At the August 25 hearing, Sandra Cotter, an attorney for Citizens for Education–a committee formed by the Michigan K-16 Coalition, a league of pro-Proposal 5 groups representing education employees, agencies, and officials–said the cost estimate was “speculative.” But an opposition group of organizations that represent businesses, taxpayers, municipal governments, and health care providers felt including the cost was necessary.

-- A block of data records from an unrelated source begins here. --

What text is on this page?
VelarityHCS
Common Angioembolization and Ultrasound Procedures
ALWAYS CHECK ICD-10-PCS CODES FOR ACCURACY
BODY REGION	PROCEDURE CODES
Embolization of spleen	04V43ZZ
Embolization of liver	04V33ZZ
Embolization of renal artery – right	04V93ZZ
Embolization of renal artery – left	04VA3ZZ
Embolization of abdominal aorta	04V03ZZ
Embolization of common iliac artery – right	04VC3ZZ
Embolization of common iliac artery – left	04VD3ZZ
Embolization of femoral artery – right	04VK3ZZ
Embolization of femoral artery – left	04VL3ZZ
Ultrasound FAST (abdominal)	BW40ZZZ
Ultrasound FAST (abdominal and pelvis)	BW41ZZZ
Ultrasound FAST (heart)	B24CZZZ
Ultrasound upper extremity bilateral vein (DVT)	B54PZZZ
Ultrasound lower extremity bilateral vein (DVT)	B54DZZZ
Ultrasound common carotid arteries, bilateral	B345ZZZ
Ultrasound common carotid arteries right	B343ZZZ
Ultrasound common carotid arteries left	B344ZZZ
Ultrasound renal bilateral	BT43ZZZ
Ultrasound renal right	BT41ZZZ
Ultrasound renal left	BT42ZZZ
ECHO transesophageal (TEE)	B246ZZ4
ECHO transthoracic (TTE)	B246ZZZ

“It isn’t a policy statement, it’s an appropriations bill. And people need to know what the appropriation is,” said Dave Doyle, spokesperson for the opposition group, Coalition to Stop the K-16 Mandate.

Estimated Costs

Though generally cheered by the Board of Canvassers’ decision to approve including the price tag in the ballot proposal, opponents of the measure pointed out the cost figure is a conservative estimate. A September report by the nonpartisan Citizens Research Council of Michigan tagged the first year’s cost at anywhere from $565 million to $707 million.

Ken Braun, a policy analyst for the Mackinac Center for Public Policy, a nonpartisan policy research group in Michigan, said the lower figure assumes that as much as $142 million in education spending unprotected by the ballot measure, including adult and vocational programs, would be cut.

Advocates of the proposal would have preferred to omit the cost from the ballot, but Michigan K-16 Coalition spokesperson Ken McGregor hopes including it will persuade voters to see the amount in a broader context. He said the proposed figure represents only 3.6 percent of the state’s $14 billion budget.

Investment Call

Proposal 5 supporters say the measure is needed to prepare the state for a changing economic and employment climate.

“We are trying to make Michigan a place for employers of the future,” McGregor said. “To do that, we’re going to have to make a steady investment in our education system from kindergarten to graduate school.”

Supporters argue the funding mandate is necessary to compensate for prior shortages. According to the K-16 Coalition Web site, K-12 school districts received no increases in state aid from 2001 to 2004, while budgets for community colleges and universities were cut 15 percent during the same period.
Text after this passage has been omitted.